Nature Canada

Time to Say NO to the Mackenzie Gas Project

The time has come for the National Energy Board (NEB) to reject the proposed Mackenzie Gas Project (MGP).A decision by the NEB on the proposed $16 billion megaproject is expected in the coming weeks.

The Joint Review Panel (JRP) that exhaustively reviewed the social and environmental impacts of the proposed project made 176 recommendations for approving the project so that it could provide a foundation for the sustainable development of the North.

The Governments of Canada and Northwest Territories, even as they claim to accept the majority of the JRP’s recommendations, are in fact rejecting the JRP’s framework for implementing the project sustainably. In their final response, the Governments’ have only accepted 11 of the 115 recommendations directed to them by the JRP and in most cases, they have not addressed the JRP’s objections to the Governments’ proposal for changing the JRP recommendations. (Actually, despite a JRP call for transparency, the interim governments’ response was never made public and the Panel’s response to it was only available on Environment Canada’s website for a limited period of time before being taken down.)

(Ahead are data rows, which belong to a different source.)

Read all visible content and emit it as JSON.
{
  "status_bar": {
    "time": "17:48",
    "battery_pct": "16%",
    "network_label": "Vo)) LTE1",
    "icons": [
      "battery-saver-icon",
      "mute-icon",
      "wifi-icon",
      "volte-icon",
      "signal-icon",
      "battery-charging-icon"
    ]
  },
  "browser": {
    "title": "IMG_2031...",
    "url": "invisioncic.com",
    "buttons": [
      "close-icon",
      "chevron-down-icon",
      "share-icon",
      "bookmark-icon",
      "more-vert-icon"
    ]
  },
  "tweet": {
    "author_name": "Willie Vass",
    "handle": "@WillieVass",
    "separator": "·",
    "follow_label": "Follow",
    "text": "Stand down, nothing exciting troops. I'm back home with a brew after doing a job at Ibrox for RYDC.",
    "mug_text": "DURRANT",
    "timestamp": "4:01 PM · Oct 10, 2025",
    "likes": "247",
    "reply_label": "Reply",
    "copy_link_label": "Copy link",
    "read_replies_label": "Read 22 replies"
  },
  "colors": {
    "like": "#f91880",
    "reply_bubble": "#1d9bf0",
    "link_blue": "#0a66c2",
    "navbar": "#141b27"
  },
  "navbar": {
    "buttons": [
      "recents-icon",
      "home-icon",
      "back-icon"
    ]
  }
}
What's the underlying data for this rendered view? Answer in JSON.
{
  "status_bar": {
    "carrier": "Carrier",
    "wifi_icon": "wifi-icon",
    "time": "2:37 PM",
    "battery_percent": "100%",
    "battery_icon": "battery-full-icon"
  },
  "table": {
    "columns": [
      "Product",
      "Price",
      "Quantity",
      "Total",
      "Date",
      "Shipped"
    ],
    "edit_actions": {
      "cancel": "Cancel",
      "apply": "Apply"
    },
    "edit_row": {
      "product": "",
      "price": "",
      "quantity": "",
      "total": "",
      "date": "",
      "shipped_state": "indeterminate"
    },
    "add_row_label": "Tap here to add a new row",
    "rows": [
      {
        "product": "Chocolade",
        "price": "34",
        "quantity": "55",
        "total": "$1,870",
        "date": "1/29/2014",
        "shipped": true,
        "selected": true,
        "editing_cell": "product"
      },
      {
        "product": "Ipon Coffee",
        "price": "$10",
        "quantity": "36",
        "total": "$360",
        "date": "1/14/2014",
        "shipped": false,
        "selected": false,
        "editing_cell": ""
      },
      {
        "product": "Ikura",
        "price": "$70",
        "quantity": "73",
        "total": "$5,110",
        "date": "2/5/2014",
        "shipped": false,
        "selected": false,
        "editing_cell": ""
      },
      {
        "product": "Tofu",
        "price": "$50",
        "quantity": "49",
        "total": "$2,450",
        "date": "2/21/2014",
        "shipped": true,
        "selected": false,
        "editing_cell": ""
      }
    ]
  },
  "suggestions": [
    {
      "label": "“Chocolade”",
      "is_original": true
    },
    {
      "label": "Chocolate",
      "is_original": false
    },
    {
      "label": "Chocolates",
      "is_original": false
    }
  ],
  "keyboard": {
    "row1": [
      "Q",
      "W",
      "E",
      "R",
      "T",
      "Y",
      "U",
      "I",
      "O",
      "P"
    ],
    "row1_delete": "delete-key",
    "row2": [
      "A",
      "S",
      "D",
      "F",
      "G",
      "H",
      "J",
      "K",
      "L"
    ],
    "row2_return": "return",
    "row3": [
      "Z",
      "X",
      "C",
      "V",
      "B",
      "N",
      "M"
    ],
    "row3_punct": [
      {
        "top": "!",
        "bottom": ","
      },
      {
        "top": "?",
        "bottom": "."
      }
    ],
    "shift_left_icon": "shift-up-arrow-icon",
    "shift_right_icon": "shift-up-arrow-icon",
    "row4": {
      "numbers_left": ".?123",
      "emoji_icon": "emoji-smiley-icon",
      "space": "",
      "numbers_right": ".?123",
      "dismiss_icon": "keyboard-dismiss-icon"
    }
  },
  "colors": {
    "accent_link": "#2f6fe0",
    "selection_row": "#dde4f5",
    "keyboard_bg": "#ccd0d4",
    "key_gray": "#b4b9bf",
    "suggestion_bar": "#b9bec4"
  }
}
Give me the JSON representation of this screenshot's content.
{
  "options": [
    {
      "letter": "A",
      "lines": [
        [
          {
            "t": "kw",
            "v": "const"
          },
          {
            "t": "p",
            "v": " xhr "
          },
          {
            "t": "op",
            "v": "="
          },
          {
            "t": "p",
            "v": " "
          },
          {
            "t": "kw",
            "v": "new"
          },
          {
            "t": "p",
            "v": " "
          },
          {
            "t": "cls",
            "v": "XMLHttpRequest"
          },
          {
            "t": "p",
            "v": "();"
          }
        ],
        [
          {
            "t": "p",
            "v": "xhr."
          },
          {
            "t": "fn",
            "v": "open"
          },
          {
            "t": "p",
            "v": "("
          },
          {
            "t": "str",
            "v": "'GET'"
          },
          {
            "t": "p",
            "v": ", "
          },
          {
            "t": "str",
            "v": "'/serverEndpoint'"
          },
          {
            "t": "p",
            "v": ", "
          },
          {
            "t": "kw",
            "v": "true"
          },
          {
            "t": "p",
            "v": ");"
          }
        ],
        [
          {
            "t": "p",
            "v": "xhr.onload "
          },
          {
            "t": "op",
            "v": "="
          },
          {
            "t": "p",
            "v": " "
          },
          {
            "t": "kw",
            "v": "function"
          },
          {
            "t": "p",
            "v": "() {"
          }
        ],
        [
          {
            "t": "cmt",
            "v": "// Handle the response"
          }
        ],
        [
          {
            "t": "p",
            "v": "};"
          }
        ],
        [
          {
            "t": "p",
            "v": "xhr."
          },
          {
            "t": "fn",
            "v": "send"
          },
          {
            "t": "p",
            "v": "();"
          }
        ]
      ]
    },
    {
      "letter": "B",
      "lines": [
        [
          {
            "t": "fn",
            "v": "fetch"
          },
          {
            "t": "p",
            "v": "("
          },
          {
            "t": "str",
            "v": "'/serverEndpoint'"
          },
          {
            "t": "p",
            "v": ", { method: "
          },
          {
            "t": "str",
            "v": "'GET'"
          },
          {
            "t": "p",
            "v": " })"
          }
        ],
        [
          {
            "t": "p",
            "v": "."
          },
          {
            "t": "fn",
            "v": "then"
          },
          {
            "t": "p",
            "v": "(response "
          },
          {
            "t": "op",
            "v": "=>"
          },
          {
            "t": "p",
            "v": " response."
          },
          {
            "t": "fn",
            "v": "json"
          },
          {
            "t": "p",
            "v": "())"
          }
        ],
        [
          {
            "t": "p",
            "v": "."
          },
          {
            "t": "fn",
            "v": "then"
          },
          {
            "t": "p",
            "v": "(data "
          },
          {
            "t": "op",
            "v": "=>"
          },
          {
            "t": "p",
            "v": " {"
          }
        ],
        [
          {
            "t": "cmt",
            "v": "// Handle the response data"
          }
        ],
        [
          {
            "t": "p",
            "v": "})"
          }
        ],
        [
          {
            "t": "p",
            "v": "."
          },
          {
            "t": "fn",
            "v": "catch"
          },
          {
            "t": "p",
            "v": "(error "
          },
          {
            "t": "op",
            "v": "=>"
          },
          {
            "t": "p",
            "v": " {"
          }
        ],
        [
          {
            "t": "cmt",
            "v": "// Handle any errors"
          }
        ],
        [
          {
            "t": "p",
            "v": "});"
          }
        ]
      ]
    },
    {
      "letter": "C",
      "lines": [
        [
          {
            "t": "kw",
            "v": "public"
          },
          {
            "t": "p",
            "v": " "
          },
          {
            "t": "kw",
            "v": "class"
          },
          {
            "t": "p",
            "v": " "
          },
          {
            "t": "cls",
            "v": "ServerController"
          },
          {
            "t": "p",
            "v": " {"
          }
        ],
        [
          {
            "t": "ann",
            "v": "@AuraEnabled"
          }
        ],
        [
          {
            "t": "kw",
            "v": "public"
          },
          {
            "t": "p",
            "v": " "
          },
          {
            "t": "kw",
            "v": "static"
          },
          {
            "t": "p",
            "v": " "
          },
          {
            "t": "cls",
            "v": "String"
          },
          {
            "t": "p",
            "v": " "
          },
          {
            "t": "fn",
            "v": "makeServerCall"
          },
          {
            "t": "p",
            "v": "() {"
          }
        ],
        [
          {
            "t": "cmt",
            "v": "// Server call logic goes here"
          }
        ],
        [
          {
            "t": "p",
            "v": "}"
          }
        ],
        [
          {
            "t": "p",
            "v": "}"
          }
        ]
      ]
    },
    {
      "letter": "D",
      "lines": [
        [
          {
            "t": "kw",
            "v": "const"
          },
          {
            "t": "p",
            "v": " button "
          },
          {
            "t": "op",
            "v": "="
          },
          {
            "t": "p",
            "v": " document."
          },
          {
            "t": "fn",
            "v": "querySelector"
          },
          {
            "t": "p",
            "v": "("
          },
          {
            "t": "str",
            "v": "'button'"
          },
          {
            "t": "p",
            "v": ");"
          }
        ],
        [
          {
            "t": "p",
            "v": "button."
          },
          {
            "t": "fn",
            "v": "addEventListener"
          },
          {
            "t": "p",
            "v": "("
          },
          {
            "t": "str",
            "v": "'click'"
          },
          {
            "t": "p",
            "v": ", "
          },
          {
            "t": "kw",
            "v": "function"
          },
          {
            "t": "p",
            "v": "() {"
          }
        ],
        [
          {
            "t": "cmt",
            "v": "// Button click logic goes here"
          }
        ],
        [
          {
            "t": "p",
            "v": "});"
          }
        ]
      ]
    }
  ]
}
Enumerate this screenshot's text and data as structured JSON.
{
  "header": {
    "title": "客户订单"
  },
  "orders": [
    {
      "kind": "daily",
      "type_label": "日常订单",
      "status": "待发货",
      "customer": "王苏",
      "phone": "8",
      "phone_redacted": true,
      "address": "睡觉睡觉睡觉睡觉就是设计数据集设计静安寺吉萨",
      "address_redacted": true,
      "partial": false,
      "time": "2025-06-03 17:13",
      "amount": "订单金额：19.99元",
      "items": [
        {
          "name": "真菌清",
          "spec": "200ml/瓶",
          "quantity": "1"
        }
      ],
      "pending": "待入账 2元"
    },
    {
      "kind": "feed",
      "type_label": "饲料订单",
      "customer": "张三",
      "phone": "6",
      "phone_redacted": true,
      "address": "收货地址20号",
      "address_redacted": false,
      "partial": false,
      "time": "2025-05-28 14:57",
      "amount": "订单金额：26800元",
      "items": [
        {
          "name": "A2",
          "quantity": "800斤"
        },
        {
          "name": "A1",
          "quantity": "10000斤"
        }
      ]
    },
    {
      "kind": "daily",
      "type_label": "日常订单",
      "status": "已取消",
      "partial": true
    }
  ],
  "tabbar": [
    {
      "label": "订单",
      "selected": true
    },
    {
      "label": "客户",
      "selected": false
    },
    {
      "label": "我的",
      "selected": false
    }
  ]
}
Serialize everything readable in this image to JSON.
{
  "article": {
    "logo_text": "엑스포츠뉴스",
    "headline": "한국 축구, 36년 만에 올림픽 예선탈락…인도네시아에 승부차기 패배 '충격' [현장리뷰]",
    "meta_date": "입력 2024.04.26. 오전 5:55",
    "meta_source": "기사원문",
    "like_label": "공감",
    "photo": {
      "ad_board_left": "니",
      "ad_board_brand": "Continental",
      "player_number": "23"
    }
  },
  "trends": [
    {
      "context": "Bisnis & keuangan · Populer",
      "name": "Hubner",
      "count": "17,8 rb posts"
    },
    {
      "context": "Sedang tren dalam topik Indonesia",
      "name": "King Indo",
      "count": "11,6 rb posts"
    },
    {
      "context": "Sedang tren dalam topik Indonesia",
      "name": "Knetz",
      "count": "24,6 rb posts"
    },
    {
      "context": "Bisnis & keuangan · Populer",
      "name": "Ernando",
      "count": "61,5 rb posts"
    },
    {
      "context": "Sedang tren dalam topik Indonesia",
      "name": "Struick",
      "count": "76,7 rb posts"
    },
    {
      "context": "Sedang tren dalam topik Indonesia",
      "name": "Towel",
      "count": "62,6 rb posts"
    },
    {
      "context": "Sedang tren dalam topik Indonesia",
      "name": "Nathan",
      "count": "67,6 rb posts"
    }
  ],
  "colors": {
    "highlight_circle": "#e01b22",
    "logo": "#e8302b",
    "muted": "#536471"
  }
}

The Panel concluded that “in the absence of implementation of its Recommendations, and in particular those Recommendations directed to the Governments, the adverse impacts of the Project could be significant and its contribution towards sustainability could be negative. In that event, the opportunity for the Project to provide a foundation for a sustainable northern future would be lost.” (Emphasis in the original.)

As we said to the NEB in our 22 November 2010 letter, proceeding with the project without implementing the recommendations of the JRP would compromise a sustainable future for the North. Therefore the project is not in the public interest and the NEB must reject it.

On December 1, 2010 Nature Canada wrote again to the NEB to bring to their attention a recent event that illuminates what the governments’ claims to accept “the intent” of a recommendation might actually mean:

Panel recommendation 11-2 calls for providing areas identified as of high conservation value through the NWT Protected Areas Strategy with interim protection until permanent protection is achieved. The governments accepted “the intent” of this recommendation. How is the Canadian government following through? On October 28, 2010 the government failed to renew crucial interim subsurface protections that had been in place for over eight years on the land beneath Edéhzhíe, leaving the area open to mining claims. Edéhzhíe is one of the most revered sites of the Dehcho and Tłicho Dene communities around western Great Slave Lake, and a candidate National Wildlife Area identified through the NWT Protected Areas Strategy (Step 5) and sponsored by the Canadian Wildlife Service.

This is one of 77 important recommendations for which the governments claim to “accept the intent”. Ten recommendations that are key for the sustainability of the project were rejected.

Sustainability should be the guiding principle for this basin-opening project. It won’t be. The NEB should reject the MGP.